Público - 24 Nov 03

Adopção

Nas zonas mais pobres de Portugal ainda há um comércio pontual de crianças que passa pelas zonas opacas de relações familiares destroçadas, afundadas na pobreza, no alcoolismo ou em outro tipo de doenças

Tornou-se uma verdade universal em matéria de adopção de crianças que é necessário desburocratizar e dar mais rapidez ao processo. Esta semana que passou foi empossada a comissão que vai acompanhar a aplicação das alterações feitas à lei e que vão muito nesse sentido. Chegados a este ponto, porém, há que deixar claro algumas questões porque, sendo certo o mérito de querer facilitar e acelerar a procura de uma solução, a verdade é na adopção nem sempre a pressa e a ausência de formalidades é boa conselheira.

Neste caso, a questão coloca-se particularmente em matéria de adopção internacional de crianças portuguesas, uma área em que Portugal tem sido historicamente olhado como se fizesse parte do Terceiro Mundo. Ou seja, nos
últimos vinte anos há cifras negras significativas cuja dimensão ninguém conhece porque dezenas de crianças portuguesas foram adoptadas por cidadãos estrangeiros, particularmente franceses, alemães e norte-americanos, sem qualquer espécie de controlo por parte das entidades oficiais que tutelam a adopção. Ficaram, aliás, célebres alguns casos de recém-nascidos em Trás-os-Montes e no Alentejo que saíram do país sem que ninguém soubesse ( ou saiba) com quem foram, para onde realmente viajaram e o que lhes aconteceu.

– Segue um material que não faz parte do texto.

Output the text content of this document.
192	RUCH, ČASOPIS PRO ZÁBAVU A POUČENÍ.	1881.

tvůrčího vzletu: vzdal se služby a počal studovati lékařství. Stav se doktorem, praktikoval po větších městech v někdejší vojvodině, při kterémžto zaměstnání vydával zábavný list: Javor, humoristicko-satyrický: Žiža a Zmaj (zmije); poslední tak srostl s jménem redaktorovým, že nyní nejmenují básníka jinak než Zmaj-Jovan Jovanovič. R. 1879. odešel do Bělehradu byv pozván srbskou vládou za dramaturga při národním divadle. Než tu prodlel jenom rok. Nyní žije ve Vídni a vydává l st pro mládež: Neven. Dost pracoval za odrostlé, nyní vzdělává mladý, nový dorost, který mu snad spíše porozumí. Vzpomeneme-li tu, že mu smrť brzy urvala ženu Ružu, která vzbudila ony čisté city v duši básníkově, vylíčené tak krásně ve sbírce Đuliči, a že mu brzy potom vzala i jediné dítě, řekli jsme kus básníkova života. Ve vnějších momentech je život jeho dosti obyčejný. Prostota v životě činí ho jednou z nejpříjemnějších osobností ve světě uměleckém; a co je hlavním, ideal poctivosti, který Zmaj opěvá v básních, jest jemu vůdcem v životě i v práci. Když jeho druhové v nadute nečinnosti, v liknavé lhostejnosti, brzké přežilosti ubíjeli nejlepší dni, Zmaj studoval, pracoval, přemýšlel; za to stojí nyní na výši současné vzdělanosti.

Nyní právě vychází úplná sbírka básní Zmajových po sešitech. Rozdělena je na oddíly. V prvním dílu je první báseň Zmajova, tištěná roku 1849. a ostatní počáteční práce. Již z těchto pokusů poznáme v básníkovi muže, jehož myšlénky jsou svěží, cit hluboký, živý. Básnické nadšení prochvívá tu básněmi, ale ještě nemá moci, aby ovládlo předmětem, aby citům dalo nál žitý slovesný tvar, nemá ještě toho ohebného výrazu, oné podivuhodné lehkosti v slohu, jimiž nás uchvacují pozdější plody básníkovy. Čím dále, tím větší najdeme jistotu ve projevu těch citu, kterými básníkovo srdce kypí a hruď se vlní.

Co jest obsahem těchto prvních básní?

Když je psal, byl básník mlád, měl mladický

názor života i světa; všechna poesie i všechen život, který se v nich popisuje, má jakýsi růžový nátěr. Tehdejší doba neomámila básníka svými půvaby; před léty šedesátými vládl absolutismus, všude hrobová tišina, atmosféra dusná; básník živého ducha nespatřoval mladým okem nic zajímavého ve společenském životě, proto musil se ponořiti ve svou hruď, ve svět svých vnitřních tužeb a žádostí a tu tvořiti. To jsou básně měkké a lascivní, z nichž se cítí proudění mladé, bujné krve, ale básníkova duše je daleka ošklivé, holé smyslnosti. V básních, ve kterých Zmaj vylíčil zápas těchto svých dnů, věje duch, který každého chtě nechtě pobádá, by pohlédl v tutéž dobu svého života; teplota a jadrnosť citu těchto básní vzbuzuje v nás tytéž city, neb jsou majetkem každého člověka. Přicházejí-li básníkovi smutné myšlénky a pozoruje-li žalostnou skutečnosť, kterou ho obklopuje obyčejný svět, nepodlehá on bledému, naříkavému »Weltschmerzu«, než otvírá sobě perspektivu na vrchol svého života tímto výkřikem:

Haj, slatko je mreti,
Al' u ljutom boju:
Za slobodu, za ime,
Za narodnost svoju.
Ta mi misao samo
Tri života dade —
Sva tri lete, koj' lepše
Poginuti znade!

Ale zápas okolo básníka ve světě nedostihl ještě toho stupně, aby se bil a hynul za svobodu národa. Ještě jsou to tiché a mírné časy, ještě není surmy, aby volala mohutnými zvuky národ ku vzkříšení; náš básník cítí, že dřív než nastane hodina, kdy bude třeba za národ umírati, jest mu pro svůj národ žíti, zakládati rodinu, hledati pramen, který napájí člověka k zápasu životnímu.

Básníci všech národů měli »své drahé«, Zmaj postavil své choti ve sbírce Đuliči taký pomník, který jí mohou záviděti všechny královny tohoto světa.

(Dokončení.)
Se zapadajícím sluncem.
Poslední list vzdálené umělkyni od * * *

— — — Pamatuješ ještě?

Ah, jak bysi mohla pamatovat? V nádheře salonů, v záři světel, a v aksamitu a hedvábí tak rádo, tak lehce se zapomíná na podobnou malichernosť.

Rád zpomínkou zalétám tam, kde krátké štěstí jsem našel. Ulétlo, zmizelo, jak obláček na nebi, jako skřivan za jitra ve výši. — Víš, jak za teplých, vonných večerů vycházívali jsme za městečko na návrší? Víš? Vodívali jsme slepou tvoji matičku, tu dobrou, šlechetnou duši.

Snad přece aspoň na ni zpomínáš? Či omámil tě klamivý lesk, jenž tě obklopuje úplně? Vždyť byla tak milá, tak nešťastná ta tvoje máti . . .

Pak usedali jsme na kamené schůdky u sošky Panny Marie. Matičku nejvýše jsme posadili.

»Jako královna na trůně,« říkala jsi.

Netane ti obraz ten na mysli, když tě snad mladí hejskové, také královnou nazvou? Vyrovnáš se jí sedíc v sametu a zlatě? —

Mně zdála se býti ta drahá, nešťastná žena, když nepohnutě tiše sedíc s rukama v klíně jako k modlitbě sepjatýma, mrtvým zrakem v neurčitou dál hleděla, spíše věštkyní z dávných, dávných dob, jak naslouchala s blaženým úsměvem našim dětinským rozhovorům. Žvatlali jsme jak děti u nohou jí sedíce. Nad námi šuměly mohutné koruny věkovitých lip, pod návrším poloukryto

Nas zonas mais pobres de Portugal ainda há um comércio pontual de crianças que passa pelas zonas opacas de relações familiares destroçadas, afundadas na pobreza, no alcoolismo ou em outro tipo de doenças. E debaixo dessa coisa perfeitamente honorável que é adoptar crianças que se encontram nestas condições desenvolve-se, por vezes, um lucrativo negócio para os intermediários, com a sinistra circunstância agravante do desconhecimento sobre o destino desses menores. Serão estes os casos limite, dirão os mais entusiastas defensores da agilização da adopção, sublinhando o primado da  importância de dar um futuro a crianças já marcadas pela infelicidade sobre tudo o resto. A esses, bem intencionados, é certo, há que recordar, porém, que o tráfico internacional de seres humanos é um dos negócios mais rentáveis do mundo, a par do narcotráfico e da venda ilegal de armas, e é fomentado pelas redes de exploração de mão de obra clandestina e de prostituição. E se é certo também que o comércio de crianças para a adopção representa uma percentagem ínfima deste tipo de delinquência, a verdade é que ela existe e movimenta-se, por vezes, nas margens de um crime implacável e fortemente organizado.

Importa, por isso, manter este tipo de adopções dentro de um quadro de direito eficaz e de um controlo apertado que evite acrescentar novos sofrimentos ao muito que essas crianças já carregam. E isso não será meramente garantido pelas disposições legais mas pela capacidade das estruturas do Estado e os seus profissionais neste domínio terem condições para o fazer. O trabalho desta comissão de acompanhamento de aplicação das alterações à lei é, por isso, muito mais decisivo do que a própria letra da lei. Tenhamos esperança e sejamos exigentes.